Наталья Васильевна относилась к Полянскому, теперь уже капитану, с благоговением. Сам же капитан также испытывал к графине нежные чувства и в один прекрасный день признался ей в этом.

* * *

Однажды в конце августа графиня и капитан наслаждались утренним кофе. Наталья Васильевна с обожанием взирала на своего возлюбленного… Тот же внимательно изучал утреннюю газету.

– Боже мой! Натали! – воскликнул Полянский. – Ты только послушай, что пишут!

– Ах, Алёшенька, опять политические коллизии?.. – вяло отреагировала она.

– Да нет же! Нет! Это по поводу коллекции, которую ты продала барону фон Штейнбергу.

Натали встрепенулась.

– М-да… Интересно, сделай милость, прочти.

– Тогда слушай… – Полянский зачитал короткую заметку в газете: – По достоверным сведениям некой немецкой газеты, барон фон Штейнберг – меценат, известный коллекционер предметов искусства и средневекового оружия, был найден мёртвым в своей резиденции недалеко от Эрлангена[34]. Из его коллекции, недавно приобретённой у русской графини Натальи Шаховской за баснословную цену, бесследно пропали доспехи валашского воеводы Влада Дракулы. – Полянский оторвался от газеты, многозначительно взглянул на любовницу и продолжил: – На шее барона отчётливо виднелись две запёкшиеся ранки, словно от укуса… вампира.

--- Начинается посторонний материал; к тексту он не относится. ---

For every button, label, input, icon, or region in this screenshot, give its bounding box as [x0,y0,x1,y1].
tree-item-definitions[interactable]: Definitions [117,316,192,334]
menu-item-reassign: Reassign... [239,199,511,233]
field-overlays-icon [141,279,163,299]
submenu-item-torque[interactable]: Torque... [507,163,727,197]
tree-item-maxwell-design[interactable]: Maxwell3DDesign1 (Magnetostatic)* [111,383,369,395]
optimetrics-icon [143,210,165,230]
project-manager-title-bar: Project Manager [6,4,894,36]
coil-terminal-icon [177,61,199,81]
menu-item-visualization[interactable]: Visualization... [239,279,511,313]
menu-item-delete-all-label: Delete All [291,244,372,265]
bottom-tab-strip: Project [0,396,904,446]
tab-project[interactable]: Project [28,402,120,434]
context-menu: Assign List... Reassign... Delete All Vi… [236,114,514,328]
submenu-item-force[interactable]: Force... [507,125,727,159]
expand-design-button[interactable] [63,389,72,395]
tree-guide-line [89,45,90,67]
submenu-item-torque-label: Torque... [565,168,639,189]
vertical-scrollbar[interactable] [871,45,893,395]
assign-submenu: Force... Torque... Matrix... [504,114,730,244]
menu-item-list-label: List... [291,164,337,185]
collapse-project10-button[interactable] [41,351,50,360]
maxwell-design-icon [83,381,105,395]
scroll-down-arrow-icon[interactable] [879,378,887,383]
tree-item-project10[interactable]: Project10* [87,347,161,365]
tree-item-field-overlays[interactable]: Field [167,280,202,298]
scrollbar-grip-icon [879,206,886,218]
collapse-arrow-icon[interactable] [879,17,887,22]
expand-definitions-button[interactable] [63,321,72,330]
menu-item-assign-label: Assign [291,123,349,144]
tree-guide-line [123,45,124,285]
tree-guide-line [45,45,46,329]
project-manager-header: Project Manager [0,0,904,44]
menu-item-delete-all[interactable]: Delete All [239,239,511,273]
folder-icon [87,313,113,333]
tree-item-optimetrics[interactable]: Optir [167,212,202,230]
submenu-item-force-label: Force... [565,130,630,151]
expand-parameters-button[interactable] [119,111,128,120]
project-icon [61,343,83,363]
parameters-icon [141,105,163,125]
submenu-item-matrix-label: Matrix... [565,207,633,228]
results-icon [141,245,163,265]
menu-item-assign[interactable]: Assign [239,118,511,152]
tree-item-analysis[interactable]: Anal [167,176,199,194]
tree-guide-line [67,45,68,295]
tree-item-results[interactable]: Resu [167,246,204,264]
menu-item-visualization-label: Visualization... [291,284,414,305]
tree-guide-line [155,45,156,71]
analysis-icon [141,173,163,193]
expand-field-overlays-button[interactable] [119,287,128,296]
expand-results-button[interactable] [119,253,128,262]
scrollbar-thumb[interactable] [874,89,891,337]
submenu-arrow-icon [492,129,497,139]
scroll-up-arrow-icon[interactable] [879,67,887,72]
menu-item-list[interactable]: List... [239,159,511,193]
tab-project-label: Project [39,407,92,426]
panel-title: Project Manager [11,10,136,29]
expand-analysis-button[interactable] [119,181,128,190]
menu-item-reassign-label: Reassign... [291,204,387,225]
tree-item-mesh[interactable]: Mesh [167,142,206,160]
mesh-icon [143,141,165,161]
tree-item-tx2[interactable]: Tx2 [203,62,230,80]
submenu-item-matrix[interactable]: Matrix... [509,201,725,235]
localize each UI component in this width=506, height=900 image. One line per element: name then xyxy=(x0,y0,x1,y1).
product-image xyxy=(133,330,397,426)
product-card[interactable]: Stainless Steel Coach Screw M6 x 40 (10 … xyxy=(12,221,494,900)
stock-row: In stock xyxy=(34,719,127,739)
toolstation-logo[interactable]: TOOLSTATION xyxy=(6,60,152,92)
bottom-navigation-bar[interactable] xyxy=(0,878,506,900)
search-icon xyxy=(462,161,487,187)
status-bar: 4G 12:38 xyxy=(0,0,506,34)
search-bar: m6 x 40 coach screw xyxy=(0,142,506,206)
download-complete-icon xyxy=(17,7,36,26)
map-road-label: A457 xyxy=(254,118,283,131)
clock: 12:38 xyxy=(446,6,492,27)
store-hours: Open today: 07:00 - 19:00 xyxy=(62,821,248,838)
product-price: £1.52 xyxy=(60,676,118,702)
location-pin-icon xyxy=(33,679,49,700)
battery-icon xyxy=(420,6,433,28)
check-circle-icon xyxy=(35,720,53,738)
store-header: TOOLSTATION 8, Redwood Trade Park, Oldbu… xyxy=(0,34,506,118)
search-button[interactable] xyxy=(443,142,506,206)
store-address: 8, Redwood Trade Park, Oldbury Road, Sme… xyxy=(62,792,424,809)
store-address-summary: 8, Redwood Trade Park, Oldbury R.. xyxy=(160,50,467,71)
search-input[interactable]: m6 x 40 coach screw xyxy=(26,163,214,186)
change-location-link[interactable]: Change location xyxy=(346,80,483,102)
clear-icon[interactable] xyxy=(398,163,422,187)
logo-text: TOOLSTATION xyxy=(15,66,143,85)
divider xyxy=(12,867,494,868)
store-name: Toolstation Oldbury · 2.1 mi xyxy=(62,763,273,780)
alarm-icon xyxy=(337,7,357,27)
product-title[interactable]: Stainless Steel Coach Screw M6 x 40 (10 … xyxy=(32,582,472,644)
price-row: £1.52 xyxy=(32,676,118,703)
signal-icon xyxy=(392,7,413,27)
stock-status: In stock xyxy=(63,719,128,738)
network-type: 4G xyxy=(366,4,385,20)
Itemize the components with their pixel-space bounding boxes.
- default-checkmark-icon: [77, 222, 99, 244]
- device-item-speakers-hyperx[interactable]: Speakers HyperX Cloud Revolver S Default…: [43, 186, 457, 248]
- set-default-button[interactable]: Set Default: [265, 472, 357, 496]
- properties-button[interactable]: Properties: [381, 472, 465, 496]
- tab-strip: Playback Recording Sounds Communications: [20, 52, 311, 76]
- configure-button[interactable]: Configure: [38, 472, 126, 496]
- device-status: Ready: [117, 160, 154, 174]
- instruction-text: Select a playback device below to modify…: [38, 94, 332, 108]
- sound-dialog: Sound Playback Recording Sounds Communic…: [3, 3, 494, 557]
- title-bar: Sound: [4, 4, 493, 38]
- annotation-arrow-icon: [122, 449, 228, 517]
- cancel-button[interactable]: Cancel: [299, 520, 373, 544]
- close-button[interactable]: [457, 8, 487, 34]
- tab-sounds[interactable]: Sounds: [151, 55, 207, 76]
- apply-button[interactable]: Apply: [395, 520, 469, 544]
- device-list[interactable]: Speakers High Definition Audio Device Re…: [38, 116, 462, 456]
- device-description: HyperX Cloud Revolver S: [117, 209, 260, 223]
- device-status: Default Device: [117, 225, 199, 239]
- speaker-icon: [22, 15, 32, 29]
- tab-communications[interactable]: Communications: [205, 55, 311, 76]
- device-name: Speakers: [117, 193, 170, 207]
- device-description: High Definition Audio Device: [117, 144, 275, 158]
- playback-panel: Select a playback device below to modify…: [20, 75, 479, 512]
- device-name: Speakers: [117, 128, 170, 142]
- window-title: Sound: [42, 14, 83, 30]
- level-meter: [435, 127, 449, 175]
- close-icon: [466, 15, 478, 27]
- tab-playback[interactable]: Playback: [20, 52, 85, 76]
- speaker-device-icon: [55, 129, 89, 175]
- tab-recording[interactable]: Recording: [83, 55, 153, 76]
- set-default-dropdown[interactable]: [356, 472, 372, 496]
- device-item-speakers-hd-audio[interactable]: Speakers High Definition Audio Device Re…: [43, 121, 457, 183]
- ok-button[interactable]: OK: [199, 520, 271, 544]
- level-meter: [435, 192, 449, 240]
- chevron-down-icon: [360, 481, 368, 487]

Наталья побледнела. Она невольно вспомнила минувшие события, связанные с имением, смертью свёкра и мужа, наследством, а также Дракулой-вурдалаком…

– Хорошо, что я последовала твоему совету и продала эту коллекцию… – сказала она.

– М-да… – задумчиво протянул Полянский. – Порой происходят странные вещи… Им трудно найти какое-либо объяснение.